Mergers have destroyed billions of dollars in shareholder value because acquirers failed to anticipate the need to improve performance after closing a deal.
That's the premise of a new book by Mark L. Sirower, who teaches business strategy and competitive analysis at New York University's Stern Business School. "The Synergy Trap," published by Simon & Schuster, details research on a sample of major acquisitions from 1979 through 1990.
He notes that smaller losses on derivatives and trading have generated plenty of hand-wringing in the press, but poorly executed mergers have received little attention.
Mr. Sirower excluded bank and utility deals from his sample because variance in regulation in different parts of the country made it difficult to compare deals. But he said he intends to include some bank deals when he updates the book for the 1990s.
And he emphasized that his conclusions apply to any kind of merger, banking or industrial.
Mr. Sirower discussed his findings with American Banker in a recent telephone interview.
What is your thesis?
Sirower: My basic thesis is not that mergers are bad but that dumb mergers are bad. I believe the major reason for most failed acquisitions is not the way they were managed after the fact, but that most acquisitions are simply not informed decisions.
Where do acquirers go wrong?
Sirower: Many don't recognize that an acquisition is a very different kind of capital investment decision. Simply buying shares of another company is something that the acquirer's shareholders could readily do on their own.
In an acquisition, you pay the stand-alone value and the premium-more than anybody else in the world would pay-before you can touch the wheel. That's what sets up all the up-front risk.
If it's not an informed decision, and if the markets say you've lost money, the merger's dead on arrival. The money's gone, it's never coming back.
So synergy is the rationale for the deal-the way you justify the cost?
Sirower: The most common thing I hear is: "This will give us a strong position in a rapidly growing market." But that's not the real definition of synergy. Shareholders can already do that.
Synergy has to be performance gains above what's already expected for the stand-alone company to achieve. That's what leads to an informed decision.
I ask people to define synergy, and I get a different definition from everybody. It has to be performance gains.
What is "synergy trap?"
Sirower: Actually, there are three traps.
First, the company's executives don't understand what's built into pre- acquisition share value. If you look at market value and current performance, big expected gains are already built into share value. If it was already expected it isn't a synergy.
This is why up-front planning is so incredibly important. Eighty percent of companies do little pre-merger planning. Post-merger is the wrong time to do pre-merger planning.
The second trap is a poor understanding of what synergies-or performance gains-are, in both financial and competitive terms. An informed decision has to be a competitive plan, it has to be a strategy. To justify an acquisition, you have to be able to answer a couple of questions:
Can I make it more difficult for competitors to come after my market than what would otherwise be expected? And can I attack my competitor's markets in ways they can't respond to. That's the big test.

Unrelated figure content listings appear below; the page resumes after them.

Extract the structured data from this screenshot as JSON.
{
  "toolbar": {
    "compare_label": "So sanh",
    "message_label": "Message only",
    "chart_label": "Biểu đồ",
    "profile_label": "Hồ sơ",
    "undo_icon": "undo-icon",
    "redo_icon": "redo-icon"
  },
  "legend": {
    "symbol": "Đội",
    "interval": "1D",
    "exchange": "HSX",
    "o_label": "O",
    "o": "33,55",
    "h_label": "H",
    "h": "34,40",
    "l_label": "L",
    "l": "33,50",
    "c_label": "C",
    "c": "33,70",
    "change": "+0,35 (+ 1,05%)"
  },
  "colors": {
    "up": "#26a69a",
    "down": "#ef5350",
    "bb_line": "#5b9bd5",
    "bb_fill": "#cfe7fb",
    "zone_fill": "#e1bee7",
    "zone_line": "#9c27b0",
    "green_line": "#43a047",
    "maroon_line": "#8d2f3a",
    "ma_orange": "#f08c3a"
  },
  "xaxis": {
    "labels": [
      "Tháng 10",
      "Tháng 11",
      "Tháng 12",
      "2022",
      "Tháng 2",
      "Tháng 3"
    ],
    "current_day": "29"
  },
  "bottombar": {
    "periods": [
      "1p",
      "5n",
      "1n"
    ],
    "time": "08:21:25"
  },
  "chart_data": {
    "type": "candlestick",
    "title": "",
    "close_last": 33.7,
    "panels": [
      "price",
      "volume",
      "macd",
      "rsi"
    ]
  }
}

The third trap is a failure to understand what is built into an acquisition premium. Most companies have outside advisers do the due diligence, and that's an uninformed decision. The due diligence performed by a lot of Big Six accounting firms has a lot to do with evaluating the quality of the assets; it has too little to do with whether you can pass operational and competitive tests.
What's an example of a deal that fell into the trap?
Sirower: The Quaker-Snapple deal is a great example of how things fall apart. Quaker Oats executives probably thought they could turn Snapple into another Gatorade.
But competitors don't sit still while you generate performance gains at their expense.
Quaker executives should have asked themselves where they were going to sell a lot of Snapple. It was going to have to be sold in big bottles in grocery stores. They'd have to take shelf space, and they'd have to take it away from Coke and Pepsi, and not from their own brand Gatorade.
But overnight, Coke and Pepsi responded with competitive products. Quaker had sent a signal to competitors that they were going to turn this niche into a segment. They couldn't pass the competitive test. They couldn't do something their competitors couldn't. And they weren't prepared to defend their market. So they paid $1.7 billion and wound up selling for $300 million.